1. High-Pressure Injection Injuries of the Hand; Plastic & Reconstructive Surgery. 45(3):221-226, March 1970; Ramos, Hernando M.D.; Posch, Joseph L. M.D.; Lie, Kim K. M.D.

2. Conservative management of a high pressure injection injury to the hand; Plastic & Reconstructive Surgery. 72(5):742, November 1983; Kelleher, John C.; Kendrick, R. W; Colville, J.

3. UPPER EXTREMITY: Emergency management of high pressure injection injuries of the hand; Plastic & Reconstructive Surgery. 83(2):403, February 1989; El, Helaly M.; Beheri, Gamal E.

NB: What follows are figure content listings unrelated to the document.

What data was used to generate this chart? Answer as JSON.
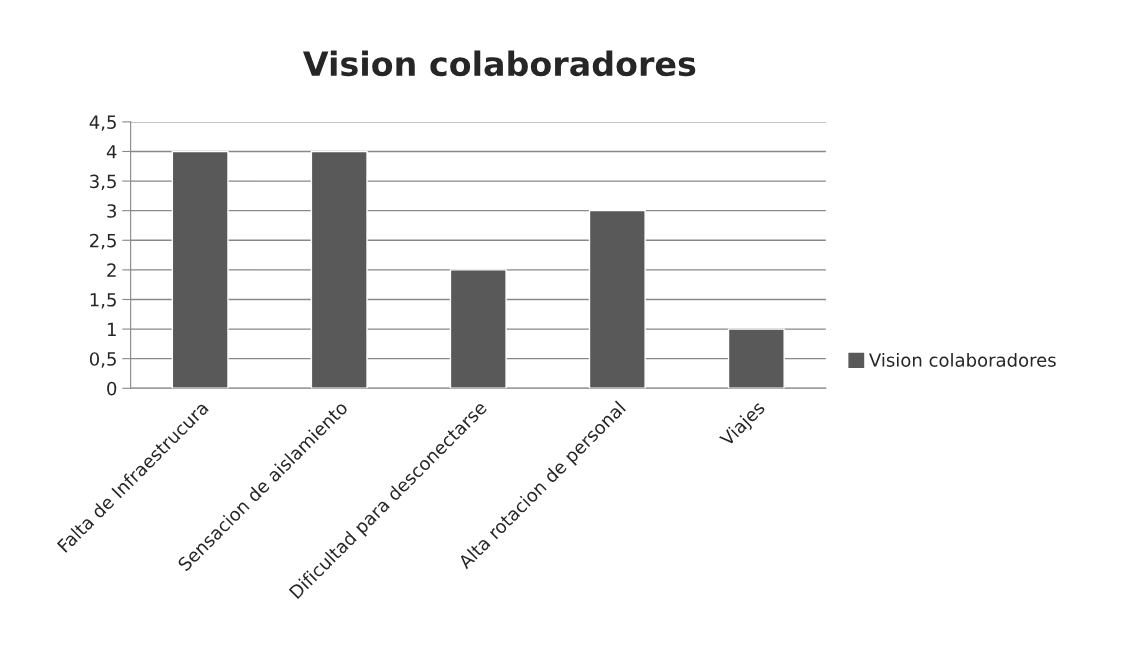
{
  "chart_data": {
    "type": "bar",
    "title": "Vision colaboradores",
    "categories": [
      "Falta de Infraestrucura",
      "Sensacion de aislamiento",
      "Dificultad para desconectarse",
      "Alta rotacion de personal",
      "Viajes"
    ],
    "series": [
      {
        "name": "Vision colaboradores",
        "color": "#595959",
        "values": [
          4,
          4,
          2,
          3,
          1
        ]
      }
    ],
    "ylim": [
      0,
      4.5
    ],
    "yticks": [
      0,
      {
        "value": 0.5,
        "label": "0,5"
      },
      1,
      {
        "value": 1.5,
        "label": "1,5"
      },
      2,
      {
        "value": 2.5,
        "label": "2,5"
      },
      3,
      {
        "value": 3.5,
        "label": "3,5"
      },
      4,
      {
        "value": 4.5,
        "label": "4,5"
      }
    ],
    "grid": "y",
    "legend": "right"
  }
}
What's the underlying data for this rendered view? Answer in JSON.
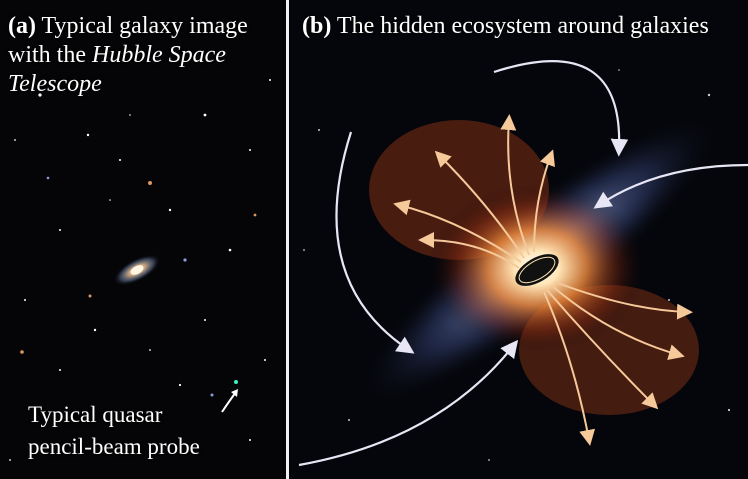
{
  "panel_a": {
    "label": "(a)",
    "title_prefix": " Typical galaxy image with the ",
    "title_italic": "Hubble Space Telescope",
    "probe_line1": "Typical quasar",
    "probe_line2": "pencil-beam probe"
  },
  "panel_b": {
    "label": "(b)",
    "title": " The hidden ecosystem around galaxies"
  },
  "colors": {
    "outflow": "#f6c99a",
    "inflow": "#e8e6f5",
    "quasar": "#3ef0c0"
  }
}
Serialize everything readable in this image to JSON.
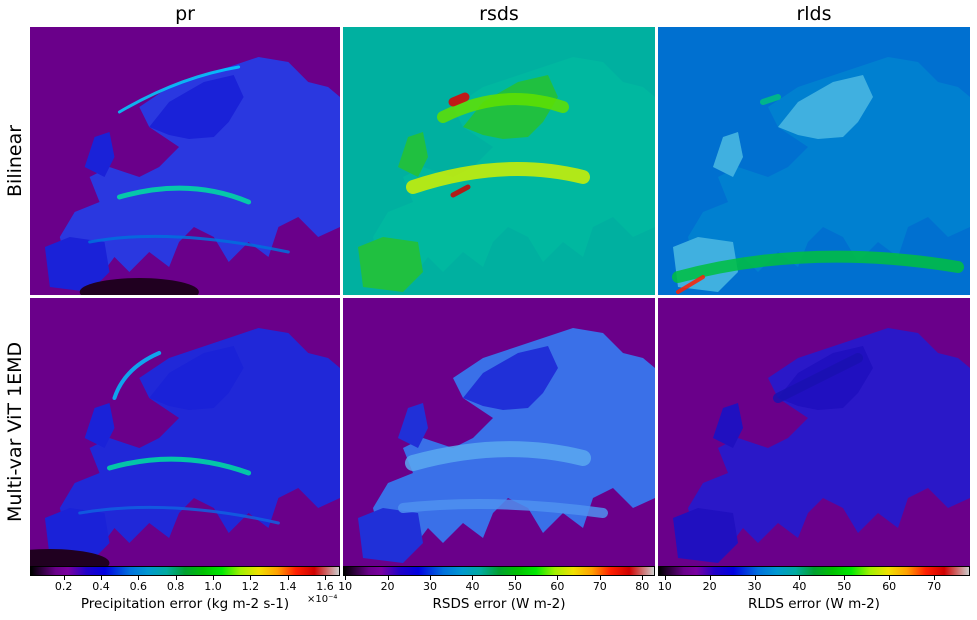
{
  "figure": {
    "columns": [
      {
        "title": "pr",
        "colorbar_label": "Precipitation error (kg m-2 s-1)",
        "colorbar_exponent": "×10⁻⁴",
        "ticks": [
          "0.2",
          "0.4",
          "0.6",
          "0.8",
          "1.0",
          "1.2",
          "1.4",
          "1.6"
        ],
        "range": [
          0.02,
          1.68
        ]
      },
      {
        "title": "rsds",
        "colorbar_label": "RSDS error (W m-2)",
        "colorbar_exponent": "",
        "ticks": [
          "10",
          "20",
          "30",
          "40",
          "50",
          "60",
          "70",
          "80"
        ],
        "range": [
          9.5,
          83
        ]
      },
      {
        "title": "rlds",
        "colorbar_label": "RLDS error (W m-2)",
        "colorbar_exponent": "",
        "ticks": [
          "10",
          "20",
          "30",
          "40",
          "50",
          "60",
          "70"
        ],
        "range": [
          8.5,
          78
        ]
      }
    ],
    "rows": [
      {
        "label": "Bilinear"
      },
      {
        "label": "Multi-var ViT 1EMD"
      }
    ]
  },
  "chart_data": {
    "type": "heatmap",
    "colormap": "nipy_spectral",
    "panels": [
      {
        "row": "Bilinear",
        "column": "pr"
      },
      {
        "row": "Bilinear",
        "column": "rsds"
      },
      {
        "row": "Bilinear",
        "column": "rlds"
      },
      {
        "row": "Multi-var ViT 1EMD",
        "column": "pr"
      },
      {
        "row": "Multi-var ViT 1EMD",
        "column": "rsds"
      },
      {
        "row": "Multi-var ViT 1EMD",
        "column": "rlds"
      }
    ],
    "colors": {
      "sea_low": "#6a008a",
      "land_low": "#1a22d8",
      "mid": "#00c8a0",
      "high_green": "#30e000",
      "peak": "#e00000"
    }
  }
}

4. High-Pressure Hand Injection Injuries Caused by Dry Cleaning Solvents: Case Reports, Review of the Literature, and Treatment Guidelines; Plastic & Reconstructive Surgery. 111(1):174-177, January 2003; Gutowski, Karol A. M.D.; Chu, Jason M.D.; Choi, Mihye M.D.; Friedman, David W. M.D.

5. Long-Term Follow-Up of High-Pressure Injection Injuries to the Hand; Plastic & Reconstructive Surgery. 117(1):186-189, January 2006; Wieder, Anat M.D.; Lapid, Oren M.D.; Plakht, Ygal M.Med.Sc.; Sagi, Amiram M.D.

6. High Pressure Injection Injuries; Hand Clinics 2 (3), 1986: pp 547-552; B Thomas Harter Jr MD and Kathleen C Harter MD

7. Grease gun injuries to the hand: Pathology and Treatment of Injuries (oleomas) following the injection of grease under high pressure.; Quarterly Bulleting of Northwestern Medical School, 15:122, 1941; Mason, M. L. and Queen, F. B.

8. High-Pressure Injection Injuries; eMedicine, Feb 19, 2008; Jugpal S Arneja MD and others

2 comments:

noble pig said...

Whoa, what a picture!

Dean said...

I think you just try to gross me out on purpose. :)

Actually, a very interesting and eye-opening post. I have had occasion to use the mentioned high-pressure devices in the past. I will be much more careful in the future. Thanks.